In this type of purchase and sale which involves a second mortgage, the market appealed to is the "low down payment" market, the person who may have only $1,500 or $1,000 or only $500 for a down payment. The difference between what the buyer pays down and the first mortgage taken by the bank or building and loan association must be supplied by the real estate company in the form of a second mortgage, which the real estate company will sell in order to get its money completely out of the house.
Closely related to this source of second mortgage is the homebuilder. In order to move his houses he may have to take back second mortgages, which he wants to sell in order to put his money back into his building business. Once in a while a builder cannot move a house; particularly in the winter months he may not be able to get along with a first mortgage and may need to put on a second mortgage.
Here the appraised value of the house is all-important, as no buyer has put any money into it. No one made any down payment, no one is obligated to make monthly payments and no one is benefiting by living in the house. The first and second mortgages may together equal the quick selling price of the house, or even exceed it.
The builder as mortgagor on the second mortgage may or may not be responsible. If he is overbuilt he may be obligated to pay on mortgages on so many houses that he can go bankrupt, and it makes little difference if he agrees to repurchase the second trust in a year's time. If he needs the money by creating a second trust now he may need it even more and not have it when at the end of a year he is called upon to repurchase.
The individual home seller may create the second mortgage in order to move his house. In these times of rapidly rising home values the banks and building and loan associations may lag in raising their appraisals of properties. If a house, which sold for $50,000 in 1958, is worth $90,000 in 1962 (and this appreciation is not unusual), it is entirely possible that the bank will not even reach $50,000 as the first mortgage limit. Few people have $40,000 as a down payment, so the seller may have to take a $20,000 or $25,000 second mortgage to sell his house. But this he does not want. Instead he generally wants to buy another house somewhere.

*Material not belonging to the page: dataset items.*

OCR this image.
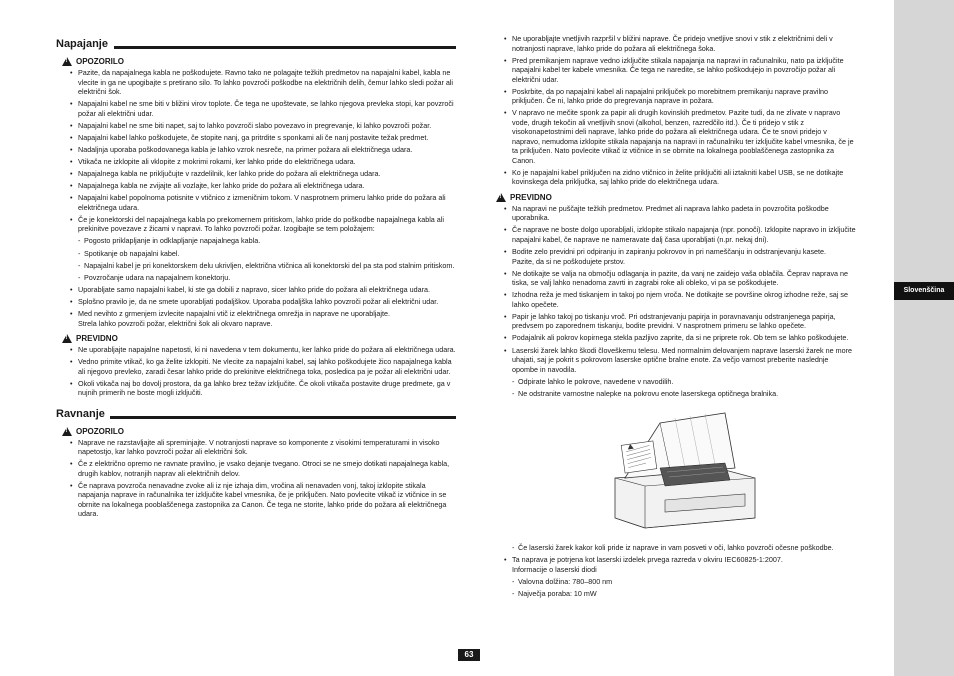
Slovenščina
Napajanje
!
OPOZORILO
• Pazite, da napajalnega kabla ne poškodujete. Ravno tako ne polagajte težkih predmetov na napajalni kabel, kabla ne vlecite in ga ne upogibajte s pretirano silo. To lahko povzroči poškodbe na električnih delih, čemur lahko sledi požar ali električni šok.
• Napajalni kabel ne sme biti v bližini virov toplote. Če tega ne upoštevate, se lahko njegova prevleka stopi, kar povzroči požar ali električni udar.
• Napajalni kabel ne sme biti napet, saj to lahko povzroči slabo povezavo in pregrevanje, ki lahko povzroči požar.
• Napajalni kabel lahko poškodujete, če stopite nanj, ga pritrdite s sponkami ali če nanj postavite težak predmet.
• Nadaljnja uporaba poškodovanega kabla je lahko vzrok nesreče, na primer požara ali električnega udara.
• Vtikača ne izklopite ali vklopite z mokrimi rokami, ker lahko pride do električnega udara.
• Napajalnega kabla ne priključujte v razdelilnik, ker lahko pride do požara ali električnega udara.
• Napajalnega kabla ne zvijajte ali vozlajte, ker lahko pride do požara ali električnega udara.
• Napajalni kabel popolnoma potisnite v vtičnico z izmeničnim tokom. V nasprotnem primeru lahko pride do požara ali električnega udara.
• Če je konektorski del napajalnega kabla po prekomernem pritiskom, lahko pride do poškodbe napajalnega kabla ali prekinitve povezave z žicami v napravi. To lahko povzroči požar. Izogibajte se tem položajem:
- Pogosto priklapljanje in odklapljanje napajalnega kabla.
- Spotikanje ob napajalni kabel.
- Napajalni kabel je pri konektorskem delu ukrivljen, električna vtičnica ali konektorski del pa sta pod stalnim pritiskom.
- Povzročanje udara na napajalnem konektorju.
• Uporabljate samo napajalni kabel, ki ste ga dobili z napravo, sicer lahko pride do požara ali električnega udara.
• Splošno pravilo je, da ne smete uporabljati podaljškov. Uporaba podaljška lahko povzroči požar ali električni udar.
• Med nevihto z grmenjem izvlecite napajalni vtič iz električnega omrežja in naprave ne uporabljajte.
Strela lahko povzroči požar, električni šok ali okvaro naprave.
!
PREVIDNO
• Ne uporabljajte napajalne napetosti, ki ni navedena v tem dokumentu, ker lahko pride do požara ali električnega udara.
• Vedno primite vtikač, ko ga želite izklopiti. Ne vlecite za napajalni kabel, saj lahko poškodujete žico napajalnega kabla ali njegovo prevleko, zaradi česar lahko pride do prekinitve električnega toka, posledica pa je požar ali električni udar.
• Okoli vtikača naj bo dovolj prostora, da ga lahko brez težav izključite. Če okoli vtikača postavite druge predmete, ga v nujnih primerih ne boste mogli izključiti.
Ravnanje
!
OPOZORILO
• Naprave ne razstavljajte ali spreminjajte. V notranjosti naprave so komponente z visokimi temperaturami in visoko napetostjo, kar lahko povzroči požar ali električni šok.
• Če z električno opremo ne ravnate pravilno, je vsako dejanje tvegano. Otroci se ne smejo dotikati napajalnega kabla, drugih kablov, notranjih naprav ali električnih delov.
• Če naprava povzroča nenavadne zvoke ali iz nje izhaja dim, vročina ali nenavaden vonj, takoj izklopite stikala napajanja naprave in računalnika ter izključite kabel vmesnika, če je priključen. Nato povlecite vtikač iz vtičnice in se obrnite na lokalnega pooblaščenega zastopnika za Canon. Če tega ne storite, lahko pride do požara ali električnega udara.
• Ne uporabljajte vnetljivih razpršil v bližini naprave. Če pridejo vnetljive snovi v stik z električnimi deli v notranjosti naprave, lahko pride do požara ali električnega šoka.
• Pred premikanjem naprave vedno izključite stikala napajanja na napravi in računalniku, nato pa izključite napajalni kabel ter kabele vmesnika. Če tega ne naredite, se lahko poškodujejo in povzročijo požar ali električni udar.
• Poskrbite, da po napajalni kabel ali napajalni priključek po morebitnem premikanju naprave pravilno priključen. Če ni, lahko pride do pregrevanja naprave in požara.
• V napravo ne mečite sponk za papir ali drugih kovinskih predmetov. Pazite tudi, da ne zlivate v napravo vode, drugih tekočin ali vnetljivih snovi (alkohol, benzen, razredčilo itd.). Če ti pridejo v stik z visokonapetostnimi deli naprave, lahko pride do požara ali električnega udara. Če te snovi pridejo v napravo, nemudoma izklopite stikala napajanja na napravi in računalniku ter izključite kabel vmesnika, če je ta priključen. Nato povlecite vtikač iz vtičnice in se obrnite na lokalnega pooblaščenega zastopnika za Canon.
• Ko je napajalni kabel priključen na zidno vtičnico in želite priključiti ali iztakniti kabel USB, se ne dotikajte kovinskega dela priključka, saj lahko pride do električnega udara.
!
PREVIDNO
• Na napravi ne puščajte težkih predmetov. Predmet ali naprava lahko padeta in povzročita poškodbe uporabnika.
• Če naprave ne boste dolgo uporabljali, izklopite stikalo napajanja (npr. ponoči). Izklopite napravo in izključite napajalni kabel, če naprave ne nameravate dalj časa uporabljati (n.pr. nekaj dni).
• Bodite zelo previdni pri odpiranju in zapiranju pokrovov in pri nameščanju in odstranjevanju kasete.
Pazite, da si ne poškodujete prstov.
• Ne dotikajte se valja na območju odlaganja in pazite, da vanj ne zaidejo vaša oblačila. Čeprav naprava ne tiska, se valj lahko nenadoma zavrti in zagrabi roke ali obleko, vi pa se poškodujete.
• Izhodna reža je med tiskanjem in takoj po njem vroča. Ne dotikajte se površine okrog izhodne reže, saj se lahko opečete.
• Papir je lahko takoj po tiskanju vroč. Pri odstranjevanju papirja in poravnavanju odstranjenega papirja, predvsem po zaporednem tiskanju, bodite previdni. V nasprotnem primeru se lahko opečete.
• Podajalnik ali pokrov kopirnega stekla pazljivo zaprite, da si ne priprete rok. Ob tem se lahko poškodujete.
• Laserski žarek lahko škodi človeškemu telesu. Med normalnim delovanjem naprave laserski žarek ne more uhajati, saj je pokrit s pokrovom laserske optične bralne enote. Za večjo varnost preberite naslednje opombe in navodila.
- Odpirate lahko le pokrove, navedene v navodilih.
- Ne odstranite varnostne nalepke na pokrovu enote laserskega optičnega bralnika.
- Če laserski žarek kakor koli pride iz naprave in vam posveti v oči, lahko povzroči očesne poškodbe.
• Ta naprava je potrjena kot laserski izdelek prvega razreda v okviru IEC60825-1:2007.
Informacije o laserski diodi
- Valovna dolžina: 780–800 nm
- Največja poraba: 10 mW
63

Title companies in every city have an "in" on this type second mortgage, which can be very sound, since they participate intimately in closing property sales. They are to be found in the phone book, and they can often put a person in touch with prospective sellers of second mortgages.
Sometimes the homeowner creates a second mortgage simply to get money to invest in something or to buy a boat or a summer place or a second car. These mortgages are hard to locate, and they suggest the homeowner may be living beyond his means. They are generally, although certainly not always, second choice investments.